Dark with plenty of cheap thrills like drilled belt covers and solo seats, the bikes were an answer to the custom and aftermarket customs of the last 5 years, fresh from the factory floor.
The Old Man's Bike: What's Next.
A Honda Gold Wing is the RV of the motorcycle world, something you retire on that offers everything except for freon-filled air conditioning. I do love these dressers and one of my personal favorite bikes is the Harley-Davidson Street Glide, a stripped-down bagger and I'm not alone or afraid to admit it. The Street Glide is one of Harley's most popular models, but I do admit, I feel like an old man riding one.
It's still a little early to talk about what's selling in the motorcycle industry for 2014, as most of the country has just entered riding season, but early reports show cruisers are up. Namely Harley-Davidson and Polaris Motorcycle division (i.e. Indian Motorcycles) have had bumps in sales over last year. According to the reps at American Eagle, one of the country's top motorcycle rentals, the Harley-Davidson Street Glide is one of the most rented motorcycles.
Does that show that riders are leaning towards bigger, cruisers or that the motorcycle riding demographic is aging and going to the Harley dealership is a natural sign of getting older, like an AARP membership or receding hairline? (Remember you angry commenters, I still like Harley-Davidson).
Since the introduction of fiberglass saddle bags around the early 1960s, dresser have climbed in popularity. Taking off around the time of the first Harley-Davidson Shovelhead-powered Police Special, which compared to today's bikes is similar to a Street Glide. Both bikes are stripped down versions of full dressers.
Harley kept the Police Special marque and dressers took another climb in coolness with the introduction of the Kawasaki Police Special, which was also a stripped-down of the bigger dresser. Another time when Television played a major role in coolness, it was the motorcycle in the LA cop show, CHiPs.
As motorcycles evolve, riders begin asking more from their baggers. Manufacturers like KTM, Ducati, and BMW, want to define baggers differently with adventure touring bikes. Baggers might be more than just a trend has they've been in existence since the late 1950s, but one bike that was created in last couple decades has been the adventure bike, which we think is the next great thing and are excited that they are finally getting their day in the sun.
BMW’s R1200GS is one of the brand’s most sold bike and the same goes for KTM as, generally, the KTM 1190 Adventure is the brand’s best selling motorcycle. Some sales figures for 2014’s first quarter show dual-purpose bikes as the leading type of motorcycles sold. Is this the next generation’s bagger or a hint at future industry trends?
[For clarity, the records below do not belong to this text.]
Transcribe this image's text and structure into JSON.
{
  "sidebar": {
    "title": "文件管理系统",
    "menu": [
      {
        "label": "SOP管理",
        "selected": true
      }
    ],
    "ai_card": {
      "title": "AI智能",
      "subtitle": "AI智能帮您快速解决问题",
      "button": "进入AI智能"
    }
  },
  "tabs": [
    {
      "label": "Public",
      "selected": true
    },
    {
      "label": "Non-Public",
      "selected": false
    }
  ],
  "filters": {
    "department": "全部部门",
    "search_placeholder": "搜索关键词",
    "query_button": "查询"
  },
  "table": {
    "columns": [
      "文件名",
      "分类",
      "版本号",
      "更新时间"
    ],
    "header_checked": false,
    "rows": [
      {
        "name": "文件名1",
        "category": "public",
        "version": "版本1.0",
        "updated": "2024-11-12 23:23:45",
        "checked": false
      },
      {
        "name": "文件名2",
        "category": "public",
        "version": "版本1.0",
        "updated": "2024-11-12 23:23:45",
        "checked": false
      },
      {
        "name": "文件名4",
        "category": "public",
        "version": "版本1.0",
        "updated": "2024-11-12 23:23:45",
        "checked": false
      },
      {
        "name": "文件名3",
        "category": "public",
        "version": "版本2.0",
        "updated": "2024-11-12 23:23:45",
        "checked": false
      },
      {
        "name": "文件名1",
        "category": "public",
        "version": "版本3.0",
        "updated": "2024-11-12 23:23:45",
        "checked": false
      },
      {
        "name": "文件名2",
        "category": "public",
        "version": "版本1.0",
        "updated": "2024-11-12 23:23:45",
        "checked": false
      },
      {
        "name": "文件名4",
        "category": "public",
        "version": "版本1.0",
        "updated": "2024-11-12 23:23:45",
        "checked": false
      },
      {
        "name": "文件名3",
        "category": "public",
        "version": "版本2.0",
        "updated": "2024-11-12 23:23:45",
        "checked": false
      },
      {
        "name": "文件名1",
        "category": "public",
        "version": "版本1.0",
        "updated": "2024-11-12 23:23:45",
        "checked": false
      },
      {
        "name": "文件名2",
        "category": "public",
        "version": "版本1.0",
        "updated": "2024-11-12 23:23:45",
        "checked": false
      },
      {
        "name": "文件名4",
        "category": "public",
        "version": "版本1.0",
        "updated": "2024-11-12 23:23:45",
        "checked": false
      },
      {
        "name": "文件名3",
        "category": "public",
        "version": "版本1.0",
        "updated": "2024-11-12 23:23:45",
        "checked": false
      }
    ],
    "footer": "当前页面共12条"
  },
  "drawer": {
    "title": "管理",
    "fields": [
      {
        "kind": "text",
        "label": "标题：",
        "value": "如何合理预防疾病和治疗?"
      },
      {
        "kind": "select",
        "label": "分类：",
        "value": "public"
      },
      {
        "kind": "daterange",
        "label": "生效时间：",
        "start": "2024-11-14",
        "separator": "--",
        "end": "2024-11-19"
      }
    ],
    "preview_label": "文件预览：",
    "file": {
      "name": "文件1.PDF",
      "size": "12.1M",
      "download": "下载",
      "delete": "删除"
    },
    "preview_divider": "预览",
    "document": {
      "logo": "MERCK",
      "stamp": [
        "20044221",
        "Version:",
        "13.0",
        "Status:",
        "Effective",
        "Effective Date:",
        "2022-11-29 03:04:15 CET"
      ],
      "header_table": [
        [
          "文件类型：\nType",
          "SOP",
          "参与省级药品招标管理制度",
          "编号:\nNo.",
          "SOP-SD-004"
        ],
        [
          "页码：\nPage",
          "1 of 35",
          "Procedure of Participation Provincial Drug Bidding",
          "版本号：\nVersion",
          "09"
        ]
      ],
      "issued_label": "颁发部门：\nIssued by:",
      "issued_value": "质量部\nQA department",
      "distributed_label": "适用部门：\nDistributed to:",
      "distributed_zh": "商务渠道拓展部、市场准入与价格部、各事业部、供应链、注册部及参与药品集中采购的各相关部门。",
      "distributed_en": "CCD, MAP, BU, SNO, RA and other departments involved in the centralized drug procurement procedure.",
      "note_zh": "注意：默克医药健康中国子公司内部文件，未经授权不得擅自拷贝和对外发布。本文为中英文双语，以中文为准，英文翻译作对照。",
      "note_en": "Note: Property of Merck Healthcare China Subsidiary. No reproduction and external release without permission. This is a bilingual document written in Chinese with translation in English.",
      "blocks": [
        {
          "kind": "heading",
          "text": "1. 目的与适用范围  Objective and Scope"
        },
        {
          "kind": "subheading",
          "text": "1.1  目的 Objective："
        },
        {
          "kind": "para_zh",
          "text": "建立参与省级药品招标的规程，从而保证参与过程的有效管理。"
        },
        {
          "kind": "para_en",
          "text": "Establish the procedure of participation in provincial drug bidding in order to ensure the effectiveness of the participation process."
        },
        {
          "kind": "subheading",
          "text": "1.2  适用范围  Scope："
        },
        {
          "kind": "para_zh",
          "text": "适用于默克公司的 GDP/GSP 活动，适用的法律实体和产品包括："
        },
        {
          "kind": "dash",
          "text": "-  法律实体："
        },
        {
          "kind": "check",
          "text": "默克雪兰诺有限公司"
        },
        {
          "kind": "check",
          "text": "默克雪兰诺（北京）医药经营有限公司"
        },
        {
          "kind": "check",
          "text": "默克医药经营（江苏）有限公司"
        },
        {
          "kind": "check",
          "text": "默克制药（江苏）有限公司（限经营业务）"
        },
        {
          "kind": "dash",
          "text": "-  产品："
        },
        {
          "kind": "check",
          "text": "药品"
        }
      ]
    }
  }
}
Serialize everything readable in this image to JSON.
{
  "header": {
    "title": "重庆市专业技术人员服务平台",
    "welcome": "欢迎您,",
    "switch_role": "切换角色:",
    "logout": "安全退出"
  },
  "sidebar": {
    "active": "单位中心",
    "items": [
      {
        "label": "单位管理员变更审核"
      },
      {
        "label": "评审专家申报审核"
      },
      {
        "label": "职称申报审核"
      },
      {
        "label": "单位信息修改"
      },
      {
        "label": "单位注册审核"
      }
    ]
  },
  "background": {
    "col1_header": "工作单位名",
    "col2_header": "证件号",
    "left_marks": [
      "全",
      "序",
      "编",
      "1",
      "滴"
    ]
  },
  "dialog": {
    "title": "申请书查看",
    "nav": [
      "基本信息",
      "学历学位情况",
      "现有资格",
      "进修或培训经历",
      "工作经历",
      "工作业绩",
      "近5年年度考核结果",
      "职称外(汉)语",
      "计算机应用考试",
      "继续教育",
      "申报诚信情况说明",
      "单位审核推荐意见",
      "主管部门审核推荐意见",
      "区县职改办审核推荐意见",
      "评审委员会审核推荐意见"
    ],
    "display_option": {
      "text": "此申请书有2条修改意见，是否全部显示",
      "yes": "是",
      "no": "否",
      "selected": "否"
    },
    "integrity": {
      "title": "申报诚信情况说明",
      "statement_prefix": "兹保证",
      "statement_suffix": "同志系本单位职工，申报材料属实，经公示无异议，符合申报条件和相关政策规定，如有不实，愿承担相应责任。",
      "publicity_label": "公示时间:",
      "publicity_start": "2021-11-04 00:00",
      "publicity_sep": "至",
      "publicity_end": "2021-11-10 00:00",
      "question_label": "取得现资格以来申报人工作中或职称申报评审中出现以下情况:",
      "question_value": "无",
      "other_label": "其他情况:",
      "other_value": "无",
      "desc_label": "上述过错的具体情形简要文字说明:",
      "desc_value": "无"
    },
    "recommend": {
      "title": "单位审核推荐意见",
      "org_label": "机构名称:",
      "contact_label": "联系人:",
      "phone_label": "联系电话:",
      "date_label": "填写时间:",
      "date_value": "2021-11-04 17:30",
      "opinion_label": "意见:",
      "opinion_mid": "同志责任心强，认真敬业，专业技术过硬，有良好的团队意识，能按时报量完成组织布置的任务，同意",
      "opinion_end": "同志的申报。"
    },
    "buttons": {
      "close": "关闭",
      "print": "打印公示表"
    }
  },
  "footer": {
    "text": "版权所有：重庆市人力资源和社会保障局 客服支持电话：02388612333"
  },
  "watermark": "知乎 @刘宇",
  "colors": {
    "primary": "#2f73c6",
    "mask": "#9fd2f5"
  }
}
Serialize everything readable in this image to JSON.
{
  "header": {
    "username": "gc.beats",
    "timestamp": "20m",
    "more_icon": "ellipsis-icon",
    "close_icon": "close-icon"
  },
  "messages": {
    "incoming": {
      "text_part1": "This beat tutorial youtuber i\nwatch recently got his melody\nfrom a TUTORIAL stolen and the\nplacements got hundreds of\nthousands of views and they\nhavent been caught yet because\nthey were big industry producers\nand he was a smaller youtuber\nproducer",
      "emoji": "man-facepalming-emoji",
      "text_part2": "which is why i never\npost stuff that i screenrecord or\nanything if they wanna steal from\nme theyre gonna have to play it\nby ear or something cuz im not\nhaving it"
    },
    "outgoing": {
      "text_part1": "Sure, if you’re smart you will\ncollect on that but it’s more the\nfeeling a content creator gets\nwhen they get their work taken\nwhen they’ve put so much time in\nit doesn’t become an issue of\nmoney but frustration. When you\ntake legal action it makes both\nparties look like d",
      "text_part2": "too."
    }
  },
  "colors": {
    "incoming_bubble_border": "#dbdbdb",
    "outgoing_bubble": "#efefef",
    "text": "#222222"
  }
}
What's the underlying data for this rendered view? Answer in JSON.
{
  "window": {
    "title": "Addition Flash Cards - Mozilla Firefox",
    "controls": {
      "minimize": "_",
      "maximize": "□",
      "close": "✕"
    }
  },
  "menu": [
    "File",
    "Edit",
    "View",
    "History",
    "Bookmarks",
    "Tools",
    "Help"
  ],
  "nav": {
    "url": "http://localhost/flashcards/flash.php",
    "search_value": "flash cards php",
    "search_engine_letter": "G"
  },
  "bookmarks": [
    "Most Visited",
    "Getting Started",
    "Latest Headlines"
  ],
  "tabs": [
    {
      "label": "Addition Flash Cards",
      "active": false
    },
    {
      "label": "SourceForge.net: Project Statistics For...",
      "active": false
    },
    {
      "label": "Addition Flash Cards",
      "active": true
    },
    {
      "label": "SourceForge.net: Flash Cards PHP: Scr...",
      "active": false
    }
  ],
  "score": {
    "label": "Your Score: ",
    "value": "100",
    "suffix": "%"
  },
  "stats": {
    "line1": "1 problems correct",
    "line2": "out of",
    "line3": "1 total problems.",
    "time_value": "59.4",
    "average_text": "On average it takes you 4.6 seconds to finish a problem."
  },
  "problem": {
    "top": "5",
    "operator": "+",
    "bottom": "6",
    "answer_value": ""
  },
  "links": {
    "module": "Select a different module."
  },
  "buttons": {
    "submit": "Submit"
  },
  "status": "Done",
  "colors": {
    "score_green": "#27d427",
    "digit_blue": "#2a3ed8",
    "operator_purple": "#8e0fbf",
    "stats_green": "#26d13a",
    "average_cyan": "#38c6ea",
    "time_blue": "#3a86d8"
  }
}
Trends are like a like wales, big, ugly and sometimes right when you think you've captured one, it manages to elude you. While some men spend years trying to capture them. They get away as another one swims in its place, making the previous one undesirable again. We've missed a lot of trends, including race bikes, cafe builds, and Harley T-bar, fairing Dyna to name a few.
I'm excited to see the highly skilled builder’s bikes this weekend at Born Free 6, as every one of them looks killer. I hope there doesn’t come a day when a Flathead Harley chopper isn't cool.
I ask you, what trends did I miss and what today will we regret tomorrow?